Krinkle created this task.Mar 6 2020, 6:23 PM
Restricted Application added a subscriber: Aklapper. · View Herald TranscriptMar 6 2020, 6:23 PM

Change 577645 had a related patch set uploaded (by Krinkle; owner: Krinkle):
[operations/puppet@production] mediawiki: Change php-wmerrors channel from "fatal" to as "exception"

https://gerrit.wikimedia.org/r/577645

Krinkle updated the task description. (Show Details)Mar 6 2020, 6:49 PM

Change 577665 had a related patch set uploaded (by Krinkle; owner: Krinkle):
[mediawiki/core@master] exception,deferred: Standardise on 'exception' for uncaughts and fatals

https://gerrit.wikimedia.org/r/577665

Change 577665 merged by jenkins-bot:
[mediawiki/core@master] exception,deferred: Standardise on 'exception' for uncaughts and fatals

https://gerrit.wikimedia.org/r/577665

Krinkle claimed this task.Mar 10 2020, 5:47 PM
Krinkle triaged this task as Medium priority.

Change 577645 merged by Alexandros Kosiaris:
[operations/puppet@production] mediawiki: Change php-wmerrors channel from "fatal" to as "exception"

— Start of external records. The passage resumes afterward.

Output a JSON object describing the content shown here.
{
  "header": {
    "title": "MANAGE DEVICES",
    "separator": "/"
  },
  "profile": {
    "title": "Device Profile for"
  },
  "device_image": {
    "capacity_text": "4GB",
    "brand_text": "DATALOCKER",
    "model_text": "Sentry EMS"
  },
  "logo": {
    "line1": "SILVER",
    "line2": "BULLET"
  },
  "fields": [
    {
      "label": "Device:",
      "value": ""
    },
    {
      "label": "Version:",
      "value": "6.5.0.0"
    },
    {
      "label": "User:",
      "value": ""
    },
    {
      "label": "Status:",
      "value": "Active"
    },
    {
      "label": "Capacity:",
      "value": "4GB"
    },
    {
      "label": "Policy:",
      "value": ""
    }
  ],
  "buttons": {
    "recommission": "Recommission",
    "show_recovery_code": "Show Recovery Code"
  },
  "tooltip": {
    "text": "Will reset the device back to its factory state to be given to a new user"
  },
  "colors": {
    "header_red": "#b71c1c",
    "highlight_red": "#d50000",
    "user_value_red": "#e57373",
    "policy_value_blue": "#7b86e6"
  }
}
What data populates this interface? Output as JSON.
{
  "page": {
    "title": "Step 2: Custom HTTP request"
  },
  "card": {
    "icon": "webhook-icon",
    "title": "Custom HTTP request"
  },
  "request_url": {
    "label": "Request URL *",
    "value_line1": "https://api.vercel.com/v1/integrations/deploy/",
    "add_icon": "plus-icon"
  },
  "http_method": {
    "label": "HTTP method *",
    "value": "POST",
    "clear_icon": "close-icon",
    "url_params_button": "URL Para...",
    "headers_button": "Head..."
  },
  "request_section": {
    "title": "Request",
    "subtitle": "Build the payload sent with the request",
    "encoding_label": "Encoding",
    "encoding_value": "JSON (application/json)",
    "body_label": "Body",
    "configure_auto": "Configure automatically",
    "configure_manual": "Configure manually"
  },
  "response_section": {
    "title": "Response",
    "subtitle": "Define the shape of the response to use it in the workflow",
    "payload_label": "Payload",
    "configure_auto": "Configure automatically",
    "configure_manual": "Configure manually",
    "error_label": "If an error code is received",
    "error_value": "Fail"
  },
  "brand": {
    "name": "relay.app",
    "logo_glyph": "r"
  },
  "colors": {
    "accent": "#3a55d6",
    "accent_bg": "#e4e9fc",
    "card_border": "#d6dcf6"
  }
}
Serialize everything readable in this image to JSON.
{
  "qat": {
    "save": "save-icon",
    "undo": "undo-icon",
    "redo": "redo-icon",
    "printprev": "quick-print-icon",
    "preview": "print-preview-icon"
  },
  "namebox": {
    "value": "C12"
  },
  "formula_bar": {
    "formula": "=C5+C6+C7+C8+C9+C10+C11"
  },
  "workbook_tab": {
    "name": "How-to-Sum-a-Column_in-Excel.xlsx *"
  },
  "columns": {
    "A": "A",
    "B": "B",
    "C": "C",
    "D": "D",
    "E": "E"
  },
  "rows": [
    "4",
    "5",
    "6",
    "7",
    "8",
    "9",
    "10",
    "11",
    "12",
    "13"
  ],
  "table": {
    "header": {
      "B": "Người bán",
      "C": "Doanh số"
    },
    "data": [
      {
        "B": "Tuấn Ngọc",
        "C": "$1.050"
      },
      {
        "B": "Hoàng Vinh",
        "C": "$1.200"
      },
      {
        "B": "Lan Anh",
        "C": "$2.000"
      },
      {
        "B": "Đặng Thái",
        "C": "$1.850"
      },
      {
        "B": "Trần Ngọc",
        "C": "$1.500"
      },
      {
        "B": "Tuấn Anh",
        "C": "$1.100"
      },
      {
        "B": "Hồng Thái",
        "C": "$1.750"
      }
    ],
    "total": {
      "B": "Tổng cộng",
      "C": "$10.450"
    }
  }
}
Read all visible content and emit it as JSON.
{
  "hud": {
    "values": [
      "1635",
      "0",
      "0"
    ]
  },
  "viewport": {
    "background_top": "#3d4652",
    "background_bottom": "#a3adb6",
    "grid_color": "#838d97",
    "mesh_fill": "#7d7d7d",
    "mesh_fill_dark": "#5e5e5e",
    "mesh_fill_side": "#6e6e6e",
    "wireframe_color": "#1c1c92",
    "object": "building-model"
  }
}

https://gerrit.wikimedia.org/r/577645

Krinkle closed this task as Resolved.Mar 16 2020, 8:45 PM

Change 582153 had a related patch set uploaded (by Krinkle; owner: Krinkle):
[operations/puppet@production] scap: Sync logstash_checker.py canary query with current dashboard

https://gerrit.wikimedia.org/r/582153

Change 582153 merged by Giuseppe Lavagetto:
[operations/puppet@production] scap: Sync logstash_checker.py canary query with current dashboard

https://gerrit.wikimedia.org/r/582153